— Артистов?!
— Мы их так называем. У нас все-таки не гладиаторские бои, а представления, приближенные к театральным.
— Оригинально, — откликнулся барон. — Но если для того, чтобы они не чувствовали себя рабами, то зря. Большинство из тех, кто становятся рабами, изначально шли к этому. Всю свою жизнь. Это к вашему замечанию о судьбе.
— Это как?
— Человек. Истинный человек, и я сейчас даже не о благородном происхождении, никогда рабом не станет. Все его существо этого не допустит. Извернется, но избежит такой судьбы. Не избежал — плохо изворачивался. Бог знает, что делает. И разделил людей не зря. И каждому дает испытание. Не прошел — подставляй шею под ярмо.
— Вот уж не подумал бы, что вы религиозны, — покачал головой Бонифаций.
— Религиозен?! Я?!! Нисколько. Называйте не богом, называйте природой вещей…
В ложу вошла Селестина и демонстративно не замечая увлеченного разговором барона, села рядом с мужем.
— …природой, игрой стихий, сущностью. Это слова. Природа расставит все по местам. И ваших «артистов» тоже.
Тарант слушал с интересом и спросил:
— Зачем же природе создавать таких людей?

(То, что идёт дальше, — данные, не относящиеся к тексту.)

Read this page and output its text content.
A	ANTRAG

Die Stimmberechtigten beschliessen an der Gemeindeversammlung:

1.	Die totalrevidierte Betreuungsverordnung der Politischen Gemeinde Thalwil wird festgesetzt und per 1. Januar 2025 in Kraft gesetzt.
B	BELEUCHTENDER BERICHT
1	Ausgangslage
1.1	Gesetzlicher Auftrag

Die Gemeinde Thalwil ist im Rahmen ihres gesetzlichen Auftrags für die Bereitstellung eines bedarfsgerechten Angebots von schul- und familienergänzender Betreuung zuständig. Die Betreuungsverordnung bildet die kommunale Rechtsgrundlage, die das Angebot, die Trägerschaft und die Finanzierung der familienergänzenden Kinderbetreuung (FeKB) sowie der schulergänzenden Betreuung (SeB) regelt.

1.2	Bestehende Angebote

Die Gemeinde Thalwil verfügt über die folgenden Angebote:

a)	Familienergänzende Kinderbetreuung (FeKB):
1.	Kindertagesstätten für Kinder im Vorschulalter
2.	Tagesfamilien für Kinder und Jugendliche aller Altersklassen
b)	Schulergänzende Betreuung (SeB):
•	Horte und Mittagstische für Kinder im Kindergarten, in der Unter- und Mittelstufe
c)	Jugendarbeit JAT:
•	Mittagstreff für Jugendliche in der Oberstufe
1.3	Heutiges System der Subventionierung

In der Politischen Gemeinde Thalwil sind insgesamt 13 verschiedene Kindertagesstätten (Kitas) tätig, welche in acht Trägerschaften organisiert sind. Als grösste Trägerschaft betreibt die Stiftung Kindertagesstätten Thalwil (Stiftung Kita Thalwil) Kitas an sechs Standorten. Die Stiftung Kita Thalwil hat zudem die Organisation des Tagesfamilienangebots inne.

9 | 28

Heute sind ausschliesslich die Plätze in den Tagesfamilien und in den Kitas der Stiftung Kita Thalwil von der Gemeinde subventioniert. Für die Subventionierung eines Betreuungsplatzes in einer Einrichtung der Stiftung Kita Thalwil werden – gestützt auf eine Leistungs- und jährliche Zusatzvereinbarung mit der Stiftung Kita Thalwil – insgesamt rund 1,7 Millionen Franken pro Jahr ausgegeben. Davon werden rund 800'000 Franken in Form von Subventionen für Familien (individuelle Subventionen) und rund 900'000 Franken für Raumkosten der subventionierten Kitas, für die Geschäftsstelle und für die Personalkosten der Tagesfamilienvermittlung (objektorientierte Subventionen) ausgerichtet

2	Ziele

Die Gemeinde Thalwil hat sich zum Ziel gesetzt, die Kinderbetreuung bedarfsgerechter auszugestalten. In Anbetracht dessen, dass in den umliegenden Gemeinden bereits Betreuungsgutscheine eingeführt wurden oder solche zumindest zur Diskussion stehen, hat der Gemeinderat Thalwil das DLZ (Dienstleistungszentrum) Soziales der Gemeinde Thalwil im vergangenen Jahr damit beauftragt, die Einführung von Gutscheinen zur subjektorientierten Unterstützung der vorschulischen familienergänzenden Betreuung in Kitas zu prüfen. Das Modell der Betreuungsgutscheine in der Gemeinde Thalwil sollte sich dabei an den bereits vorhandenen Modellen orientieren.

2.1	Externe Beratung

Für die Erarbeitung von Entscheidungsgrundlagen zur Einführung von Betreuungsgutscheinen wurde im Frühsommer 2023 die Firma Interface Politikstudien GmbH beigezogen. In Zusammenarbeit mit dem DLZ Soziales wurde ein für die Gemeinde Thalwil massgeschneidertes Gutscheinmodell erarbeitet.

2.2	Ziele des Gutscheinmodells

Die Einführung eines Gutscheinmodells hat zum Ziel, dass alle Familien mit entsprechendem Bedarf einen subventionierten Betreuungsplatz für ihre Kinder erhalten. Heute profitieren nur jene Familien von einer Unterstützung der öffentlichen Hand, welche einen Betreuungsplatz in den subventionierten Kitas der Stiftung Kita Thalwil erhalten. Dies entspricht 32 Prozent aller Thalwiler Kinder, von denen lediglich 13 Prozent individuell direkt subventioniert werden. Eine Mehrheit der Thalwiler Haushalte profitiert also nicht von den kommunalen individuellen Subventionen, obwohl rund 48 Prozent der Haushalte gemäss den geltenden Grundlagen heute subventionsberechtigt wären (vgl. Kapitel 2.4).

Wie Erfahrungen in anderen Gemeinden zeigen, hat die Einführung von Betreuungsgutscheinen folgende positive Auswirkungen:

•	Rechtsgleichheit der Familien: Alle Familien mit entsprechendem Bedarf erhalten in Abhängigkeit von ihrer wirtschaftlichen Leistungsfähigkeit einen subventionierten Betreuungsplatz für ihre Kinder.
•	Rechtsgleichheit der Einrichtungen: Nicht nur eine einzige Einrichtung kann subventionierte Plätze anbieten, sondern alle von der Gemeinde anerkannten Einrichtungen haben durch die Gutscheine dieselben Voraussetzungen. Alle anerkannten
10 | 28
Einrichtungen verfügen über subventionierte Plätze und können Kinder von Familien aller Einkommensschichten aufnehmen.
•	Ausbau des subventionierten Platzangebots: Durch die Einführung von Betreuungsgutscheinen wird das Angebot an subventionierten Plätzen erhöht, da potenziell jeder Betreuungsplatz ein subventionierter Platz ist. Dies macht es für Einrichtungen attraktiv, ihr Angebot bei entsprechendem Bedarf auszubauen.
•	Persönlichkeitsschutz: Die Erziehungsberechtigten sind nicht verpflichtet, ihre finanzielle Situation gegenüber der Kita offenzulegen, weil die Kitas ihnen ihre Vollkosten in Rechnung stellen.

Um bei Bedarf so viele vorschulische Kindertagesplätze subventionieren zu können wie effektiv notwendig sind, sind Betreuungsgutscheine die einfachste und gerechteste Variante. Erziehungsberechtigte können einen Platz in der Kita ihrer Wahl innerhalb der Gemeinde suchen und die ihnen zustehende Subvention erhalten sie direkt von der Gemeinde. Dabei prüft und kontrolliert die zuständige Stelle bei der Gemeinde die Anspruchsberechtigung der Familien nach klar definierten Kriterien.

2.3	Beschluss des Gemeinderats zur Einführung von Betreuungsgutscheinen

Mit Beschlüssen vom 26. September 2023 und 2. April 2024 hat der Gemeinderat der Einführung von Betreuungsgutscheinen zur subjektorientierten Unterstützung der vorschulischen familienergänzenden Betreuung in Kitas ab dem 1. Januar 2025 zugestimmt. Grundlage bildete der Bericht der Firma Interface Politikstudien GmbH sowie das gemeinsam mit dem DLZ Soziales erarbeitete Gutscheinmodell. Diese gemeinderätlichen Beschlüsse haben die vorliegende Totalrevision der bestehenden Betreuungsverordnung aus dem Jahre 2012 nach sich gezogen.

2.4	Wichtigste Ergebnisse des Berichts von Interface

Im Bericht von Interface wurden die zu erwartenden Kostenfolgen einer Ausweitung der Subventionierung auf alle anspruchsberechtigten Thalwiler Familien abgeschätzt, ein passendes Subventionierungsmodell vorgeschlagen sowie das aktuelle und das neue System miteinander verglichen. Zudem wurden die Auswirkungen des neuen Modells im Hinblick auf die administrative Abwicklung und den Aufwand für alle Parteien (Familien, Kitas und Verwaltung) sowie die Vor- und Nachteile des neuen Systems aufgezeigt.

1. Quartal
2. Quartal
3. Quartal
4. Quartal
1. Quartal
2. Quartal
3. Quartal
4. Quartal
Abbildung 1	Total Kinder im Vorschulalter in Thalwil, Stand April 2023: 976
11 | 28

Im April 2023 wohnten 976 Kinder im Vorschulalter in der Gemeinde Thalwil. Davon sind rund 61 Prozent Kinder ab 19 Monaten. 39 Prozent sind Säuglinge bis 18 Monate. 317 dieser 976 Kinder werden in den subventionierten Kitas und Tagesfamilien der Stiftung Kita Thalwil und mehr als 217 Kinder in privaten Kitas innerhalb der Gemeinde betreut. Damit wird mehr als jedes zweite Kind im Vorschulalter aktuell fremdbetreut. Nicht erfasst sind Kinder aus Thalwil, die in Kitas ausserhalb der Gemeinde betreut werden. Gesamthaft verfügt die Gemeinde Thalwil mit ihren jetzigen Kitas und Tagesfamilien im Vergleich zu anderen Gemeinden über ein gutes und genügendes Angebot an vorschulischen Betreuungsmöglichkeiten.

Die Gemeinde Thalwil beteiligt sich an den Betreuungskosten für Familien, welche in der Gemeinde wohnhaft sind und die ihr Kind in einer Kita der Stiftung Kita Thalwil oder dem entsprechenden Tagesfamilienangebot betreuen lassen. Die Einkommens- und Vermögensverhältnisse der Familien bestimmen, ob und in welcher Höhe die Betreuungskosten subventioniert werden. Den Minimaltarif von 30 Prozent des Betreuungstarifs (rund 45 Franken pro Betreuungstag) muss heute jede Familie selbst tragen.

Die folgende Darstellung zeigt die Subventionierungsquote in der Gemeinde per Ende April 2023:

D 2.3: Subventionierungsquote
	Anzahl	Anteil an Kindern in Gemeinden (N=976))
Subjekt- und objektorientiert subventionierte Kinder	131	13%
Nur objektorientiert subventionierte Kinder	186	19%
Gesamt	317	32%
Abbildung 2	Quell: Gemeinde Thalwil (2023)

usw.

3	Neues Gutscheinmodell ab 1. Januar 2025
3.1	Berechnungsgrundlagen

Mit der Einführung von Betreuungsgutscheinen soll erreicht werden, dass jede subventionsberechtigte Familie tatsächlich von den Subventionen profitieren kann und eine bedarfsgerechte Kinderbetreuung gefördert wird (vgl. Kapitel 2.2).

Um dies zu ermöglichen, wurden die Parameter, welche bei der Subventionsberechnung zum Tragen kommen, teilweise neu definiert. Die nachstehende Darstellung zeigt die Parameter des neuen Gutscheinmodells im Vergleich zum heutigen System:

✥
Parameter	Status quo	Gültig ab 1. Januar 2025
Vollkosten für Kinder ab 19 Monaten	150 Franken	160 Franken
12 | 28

— Что вас удивляет? Они для того и предназначены. Их жизни для того и начинались.
— Их жизни? Это не жизнь.
— Это их жизнь. И раб найдет в своем существовании приятные моменты. Не считайте меня беспринципным, я реалист.
— А я согласен с бароном, — вдруг оторвался от тарелок Бартаэль, — я много путешествую. Бывал и на юге, и на западе. Заплывал к таким дикарям, что вы об них и не слышали. Так вот. Я недаром человек торговый, людей насквозь вижу. И заприметил, чем проще ватага человечья, тем проще отношения промеж ними. Те, кто корни собирают, рыбачат, охотятся, те почти все меж собой равны. И чем больше люди разделяются по ремеслу, по делу любому, тем сильнее становится неравенство. Кто-то возвышается, кто-то продолжает в земле ковыряться. Бог, он ведь понимает, как ему свой мир строить. Поэтому признак цивилизации, как мой дохтур домашний говорит, — это разделение людей по своему делу. У этих людей, что там — он ткнул левой рукой в сторону арены, поддевая правой на вилку жареного перепела, — свое дело. А разделение, равным быть не может.
— И кто решает, кому кем быть? — с любопытством спросил Тарант.
— Судьба и решает. Судьба, бог, природа, что там еще барон говорил. В общем я согласен с ним. — Бартаэль вернулся к перепелам.
В Ложу вошел Арман. Его встретили аплодисментами. Лоренс произнес:
— Знаете, при всей моей нелюбви к фраккам, однажды в Жюроне, это в Кальсгау, я видел представление Фраккарского королевского театра на выезде. Произношение у актеров, конечно, было жутким. Они тщательно выделяют и рычат каждую согласную в слове, но, если не обращать на это внимания, то скажу честно, — они давали интереснейшую пьесу.